CajaSur nationalization makes fragility of Spain’s banks topical

I fully expect the problems at US banks would re-assert themselves as well if the US economy runs into a rough patch too.

I think you will find this is also implicitly what the Treasury Secretary believes – a key reason for keeping the economy afloat by all means necessary. The key difference between me and Mr. Geithner is that I fully anticipate we actually will run into a rough patch – how rough and how soon are the questions.

All of this is a lead-in to the paper by Randall Wray and Eric Tymoigne embedded below. It was published last year but still reads like something that could be written today and I recommend it highly. I will leave you with the first words of the introduction.

With employment numbers dropping rapidly, the finances of state governments, households, and businesses worsening, and highly leveraged financial institutions overwhelmed by a mountain of “legacy” assets, the Obama administration has had a lot to deal with in its first few months in office. Unfortunately, like the Bush administration before it, the Obama team appears to be trying to re-create the bubbly financial conditions that led to disaster. This tack is not likely to succeed, and it is displacing policies that might actually prevent a recurrence of the Great Depression. Even if the $23.7 trillion the federal government has so far allocated in the form of spending, lending, and guarantees does preserve the status quo,we believe it will merely set the stage for another—bigger—financial crisis a few years down the road. This is why we recommend an abrupt change of course and the pursuit of a more radical policy agenda.

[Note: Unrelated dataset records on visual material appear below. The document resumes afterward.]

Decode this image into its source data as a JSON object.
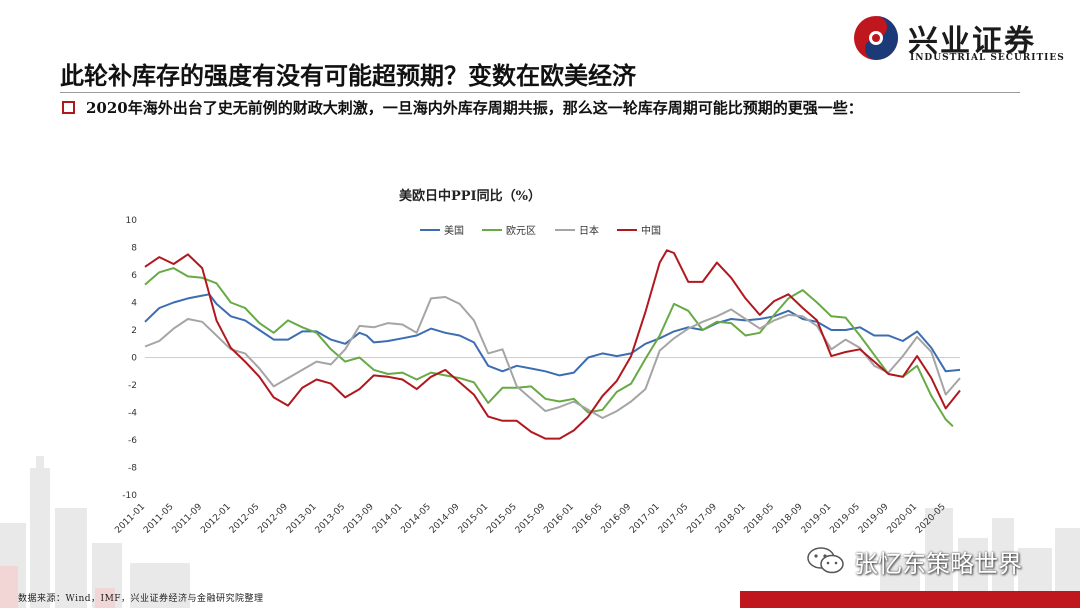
{
  "header": {
    "title": "此轮补库存的强度有没有可能超预期？变数在欧美经济",
    "bullet_text": "2020年海外出台了史无前例的财政大刺激，一旦海内外库存周期共振，那么这一轮库存周期可能比预期的更强一些："
  },
  "logo": {
    "cn": "兴业证券",
    "en": "INDUSTRIAL SECURITIES",
    "icon": "swirl-logo-icon",
    "red": "#c0161d",
    "navy": "#1c3a78"
  },
  "footer": {
    "source": "数据来源：Wind，IMF，兴业证券经济与金融研究院整理"
  },
  "watermark": {
    "text": "张忆东策略世界",
    "icon": "wechat-icon"
  },
  "chart_data": {
    "type": "line",
    "title": "美欧日中PPI同比（%）",
    "xlabel": "",
    "ylabel": "",
    "ylim": [
      -10,
      10
    ],
    "yticks": [
      10,
      8,
      6,
      4,
      2,
      0,
      -2,
      -4,
      -6,
      -8,
      -10
    ],
    "x_start": "2011-01",
    "x_end": "2020-07",
    "x_ticks": [
      "2011-01",
      "2011-05",
      "2011-09",
      "2012-01",
      "2012-05",
      "2012-09",
      "2013-01",
      "2013-05",
      "2013-09",
      "2014-01",
      "2014-05",
      "2014-09",
      "2015-01",
      "2015-05",
      "2015-09",
      "2016-01",
      "2016-05",
      "2016-09",
      "2017-01",
      "2017-05",
      "2017-09",
      "2018-01",
      "2018-05",
      "2018-09",
      "2019-01",
      "2019-05",
      "2019-09",
      "2020-01",
      "2020-05"
    ],
    "legend_position": "top",
    "grid": false,
    "series": [
      {
        "name": "美国",
        "color": "#3c6db2",
        "points": [
          [
            "2011-01",
            2.6
          ],
          [
            "2011-03",
            3.6
          ],
          [
            "2011-05",
            4.0
          ],
          [
            "2011-07",
            4.3
          ],
          [
            "2011-09",
            4.5
          ],
          [
            "2011-10",
            4.6
          ],
          [
            "2011-11",
            3.9
          ],
          [
            "2012-01",
            3.0
          ],
          [
            "2012-03",
            2.7
          ],
          [
            "2012-05",
            2.0
          ],
          [
            "2012-07",
            1.3
          ],
          [
            "2012-09",
            1.3
          ],
          [
            "2012-11",
            1.9
          ],
          [
            "2013-01",
            1.9
          ],
          [
            "2013-03",
            1.3
          ],
          [
            "2013-05",
            1.0
          ],
          [
            "2013-07",
            1.8
          ],
          [
            "2013-08",
            1.6
          ],
          [
            "2013-09",
            1.1
          ],
          [
            "2013-11",
            1.2
          ],
          [
            "2014-01",
            1.4
          ],
          [
            "2014-03",
            1.6
          ],
          [
            "2014-05",
            2.1
          ],
          [
            "2014-07",
            1.8
          ],
          [
            "2014-09",
            1.6
          ],
          [
            "2014-11",
            1.1
          ],
          [
            "2015-01",
            -0.6
          ],
          [
            "2015-03",
            -1.0
          ],
          [
            "2015-05",
            -0.6
          ],
          [
            "2015-07",
            -0.8
          ],
          [
            "2015-09",
            -1.0
          ],
          [
            "2015-11",
            -1.3
          ],
          [
            "2016-01",
            -1.1
          ],
          [
            "2016-03",
            0.0
          ],
          [
            "2016-05",
            0.3
          ],
          [
            "2016-07",
            0.1
          ],
          [
            "2016-09",
            0.3
          ],
          [
            "2016-11",
            1.0
          ],
          [
            "2017-01",
            1.4
          ],
          [
            "2017-03",
            1.9
          ],
          [
            "2017-05",
            2.2
          ],
          [
            "2017-07",
            2.0
          ],
          [
            "2017-09",
            2.5
          ],
          [
            "2017-11",
            2.8
          ],
          [
            "2018-01",
            2.7
          ],
          [
            "2018-03",
            2.8
          ],
          [
            "2018-05",
            3.0
          ],
          [
            "2018-07",
            3.4
          ],
          [
            "2018-09",
            2.8
          ],
          [
            "2018-11",
            2.6
          ],
          [
            "2019-01",
            2.0
          ],
          [
            "2019-03",
            2.0
          ],
          [
            "2019-05",
            2.2
          ],
          [
            "2019-07",
            1.6
          ],
          [
            "2019-09",
            1.6
          ],
          [
            "2019-11",
            1.2
          ],
          [
            "2020-01",
            1.9
          ],
          [
            "2020-03",
            0.7
          ],
          [
            "2020-05",
            -1.0
          ],
          [
            "2020-07",
            -0.9
          ]
        ]
      },
      {
        "name": "欧元区",
        "color": "#67aa45",
        "points": [
          [
            "2011-01",
            5.3
          ],
          [
            "2011-03",
            6.2
          ],
          [
            "2011-05",
            6.5
          ],
          [
            "2011-07",
            5.9
          ],
          [
            "2011-09",
            5.8
          ],
          [
            "2011-11",
            5.4
          ],
          [
            "2012-01",
            4.0
          ],
          [
            "2012-03",
            3.6
          ],
          [
            "2012-05",
            2.5
          ],
          [
            "2012-07",
            1.8
          ],
          [
            "2012-09",
            2.7
          ],
          [
            "2012-11",
            2.2
          ],
          [
            "2013-01",
            1.8
          ],
          [
            "2013-03",
            0.6
          ],
          [
            "2013-05",
            -0.3
          ],
          [
            "2013-07",
            0.0
          ],
          [
            "2013-09",
            -0.9
          ],
          [
            "2013-11",
            -1.2
          ],
          [
            "2014-01",
            -1.1
          ],
          [
            "2014-03",
            -1.6
          ],
          [
            "2014-05",
            -1.1
          ],
          [
            "2014-07",
            -1.3
          ],
          [
            "2014-09",
            -1.5
          ],
          [
            "2014-11",
            -1.8
          ],
          [
            "2015-01",
            -3.3
          ],
          [
            "2015-03",
            -2.2
          ],
          [
            "2015-05",
            -2.2
          ],
          [
            "2015-07",
            -2.1
          ],
          [
            "2015-09",
            -3.0
          ],
          [
            "2015-11",
            -3.2
          ],
          [
            "2016-01",
            -3.0
          ],
          [
            "2016-03",
            -4.0
          ],
          [
            "2016-05",
            -3.8
          ],
          [
            "2016-07",
            -2.5
          ],
          [
            "2016-09",
            -1.9
          ],
          [
            "2016-11",
            -0.1
          ],
          [
            "2017-01",
            1.6
          ],
          [
            "2017-03",
            3.9
          ],
          [
            "2017-05",
            3.4
          ],
          [
            "2017-07",
            2.0
          ],
          [
            "2017-09",
            2.6
          ],
          [
            "2017-11",
            2.5
          ],
          [
            "2018-01",
            1.6
          ],
          [
            "2018-03",
            1.8
          ],
          [
            "2018-05",
            3.1
          ],
          [
            "2018-07",
            4.3
          ],
          [
            "2018-09",
            4.9
          ],
          [
            "2018-11",
            4.0
          ],
          [
            "2019-01",
            3.0
          ],
          [
            "2019-03",
            2.9
          ],
          [
            "2019-05",
            1.6
          ],
          [
            "2019-07",
            0.2
          ],
          [
            "2019-09",
            -1.2
          ],
          [
            "2019-11",
            -1.4
          ],
          [
            "2020-01",
            -0.6
          ],
          [
            "2020-03",
            -2.8
          ],
          [
            "2020-05",
            -4.5
          ],
          [
            "2020-06",
            -5.0
          ]
        ]
      },
      {
        "name": "日本",
        "color": "#a5a5a5",
        "points": [
          [
            "2011-01",
            0.8
          ],
          [
            "2011-03",
            1.2
          ],
          [
            "2011-05",
            2.1
          ],
          [
            "2011-07",
            2.8
          ],
          [
            "2011-09",
            2.6
          ],
          [
            "2011-11",
            1.6
          ],
          [
            "2012-01",
            0.6
          ],
          [
            "2012-03",
            0.3
          ],
          [
            "2012-05",
            -0.8
          ],
          [
            "2012-07",
            -2.1
          ],
          [
            "2012-09",
            -1.5
          ],
          [
            "2012-11",
            -0.9
          ],
          [
            "2013-01",
            -0.3
          ],
          [
            "2013-03",
            -0.5
          ],
          [
            "2013-05",
            0.6
          ],
          [
            "2013-07",
            2.3
          ],
          [
            "2013-09",
            2.2
          ],
          [
            "2013-11",
            2.5
          ],
          [
            "2014-01",
            2.4
          ],
          [
            "2014-03",
            1.8
          ],
          [
            "2014-05",
            4.3
          ],
          [
            "2014-07",
            4.4
          ],
          [
            "2014-09",
            3.9
          ],
          [
            "2014-11",
            2.7
          ],
          [
            "2015-01",
            0.3
          ],
          [
            "2015-03",
            0.6
          ],
          [
            "2015-05",
            -2.1
          ],
          [
            "2015-07",
            -3.0
          ],
          [
            "2015-09",
            -3.9
          ],
          [
            "2015-11",
            -3.6
          ],
          [
            "2016-01",
            -3.2
          ],
          [
            "2016-03",
            -3.8
          ],
          [
            "2016-05",
            -4.4
          ],
          [
            "2016-07",
            -3.9
          ],
          [
            "2016-09",
            -3.2
          ],
          [
            "2016-11",
            -2.3
          ],
          [
            "2017-01",
            0.5
          ],
          [
            "2017-03",
            1.4
          ],
          [
            "2017-05",
            2.1
          ],
          [
            "2017-07",
            2.6
          ],
          [
            "2017-09",
            3.0
          ],
          [
            "2017-11",
            3.5
          ],
          [
            "2018-01",
            2.8
          ],
          [
            "2018-03",
            2.1
          ],
          [
            "2018-05",
            2.7
          ],
          [
            "2018-07",
            3.1
          ],
          [
            "2018-09",
            3.0
          ],
          [
            "2018-11",
            2.3
          ],
          [
            "2019-01",
            0.6
          ],
          [
            "2019-03",
            1.3
          ],
          [
            "2019-05",
            0.7
          ],
          [
            "2019-07",
            -0.6
          ],
          [
            "2019-09",
            -1.1
          ],
          [
            "2019-11",
            0.1
          ],
          [
            "2020-01",
            1.5
          ],
          [
            "2020-03",
            0.4
          ],
          [
            "2020-05",
            -2.7
          ],
          [
            "2020-07",
            -1.5
          ]
        ]
      },
      {
        "name": "中国",
        "color": "#b0181e",
        "points": [
          [
            "2011-01",
            6.6
          ],
          [
            "2011-03",
            7.3
          ],
          [
            "2011-05",
            6.8
          ],
          [
            "2011-07",
            7.5
          ],
          [
            "2011-09",
            6.5
          ],
          [
            "2011-11",
            2.7
          ],
          [
            "2012-01",
            0.7
          ],
          [
            "2012-03",
            -0.3
          ],
          [
            "2012-05",
            -1.4
          ],
          [
            "2012-07",
            -2.9
          ],
          [
            "2012-09",
            -3.5
          ],
          [
            "2012-11",
            -2.2
          ],
          [
            "2013-01",
            -1.6
          ],
          [
            "2013-03",
            -1.9
          ],
          [
            "2013-05",
            -2.9
          ],
          [
            "2013-07",
            -2.3
          ],
          [
            "2013-09",
            -1.3
          ],
          [
            "2013-11",
            -1.4
          ],
          [
            "2014-01",
            -1.6
          ],
          [
            "2014-03",
            -2.3
          ],
          [
            "2014-05",
            -1.4
          ],
          [
            "2014-07",
            -0.9
          ],
          [
            "2014-09",
            -1.8
          ],
          [
            "2014-11",
            -2.7
          ],
          [
            "2015-01",
            -4.3
          ],
          [
            "2015-03",
            -4.6
          ],
          [
            "2015-05",
            -4.6
          ],
          [
            "2015-07",
            -5.4
          ],
          [
            "2015-09",
            -5.9
          ],
          [
            "2015-11",
            -5.9
          ],
          [
            "2016-01",
            -5.3
          ],
          [
            "2016-03",
            -4.3
          ],
          [
            "2016-05",
            -2.8
          ],
          [
            "2016-07",
            -1.7
          ],
          [
            "2016-09",
            0.1
          ],
          [
            "2016-11",
            3.3
          ],
          [
            "2017-01",
            6.9
          ],
          [
            "2017-02",
            7.8
          ],
          [
            "2017-03",
            7.6
          ],
          [
            "2017-05",
            5.5
          ],
          [
            "2017-07",
            5.5
          ],
          [
            "2017-09",
            6.9
          ],
          [
            "2017-11",
            5.8
          ],
          [
            "2018-01",
            4.3
          ],
          [
            "2018-03",
            3.1
          ],
          [
            "2018-05",
            4.1
          ],
          [
            "2018-07",
            4.6
          ],
          [
            "2018-09",
            3.6
          ],
          [
            "2018-11",
            2.7
          ],
          [
            "2019-01",
            0.1
          ],
          [
            "2019-03",
            0.4
          ],
          [
            "2019-05",
            0.6
          ],
          [
            "2019-07",
            -0.3
          ],
          [
            "2019-09",
            -1.2
          ],
          [
            "2019-11",
            -1.4
          ],
          [
            "2020-01",
            0.1
          ],
          [
            "2020-03",
            -1.5
          ],
          [
            "2020-05",
            -3.7
          ],
          [
            "2020-07",
            -2.4
          ]
        ]
      }
    ]
  }
}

Instead of trying to revive the productive economy, most of the recovery effort so far has consisted of CPR for Wall Street. Fearing what it might find if it actually examined the books of financial institutions in detail, the administration put a chosen handful through a wimpy “stress test” after announcing that none would fail. Rather than closing massively insolvent institutions, Washington continues to allow them to conduct “business as usual,” and to show questionable profits so that they can pay out big bonuses to the geniuses who created the toxic waste that brought on the crisis.

In short, current policy serves to preserve the interests of big financial companies rather than to implement government programs that would directly sustain employment and restore state finances. To make matters worse, the Obama administration is already preoccupied with “paying for” additional spending through tax hikes, or through spending cuts elsewhere. It does not appear to be willing to let the fiscal position of the federal budget grow as needed to meet current challenges. We suspect the balanced-budget craziness will get worse during the next election season—much as President Roosevelt’s 1936 campaign tied him to fiscal tightening that threw the economy back into depression in 1937.

Exactly. I wouldn’t call it "craziness." No one likes to see massive deficits. But fiscal austerity is coming to America in due course. And the result will be an economic slowdown. It is then that we will learn if the bailouts have actually worked.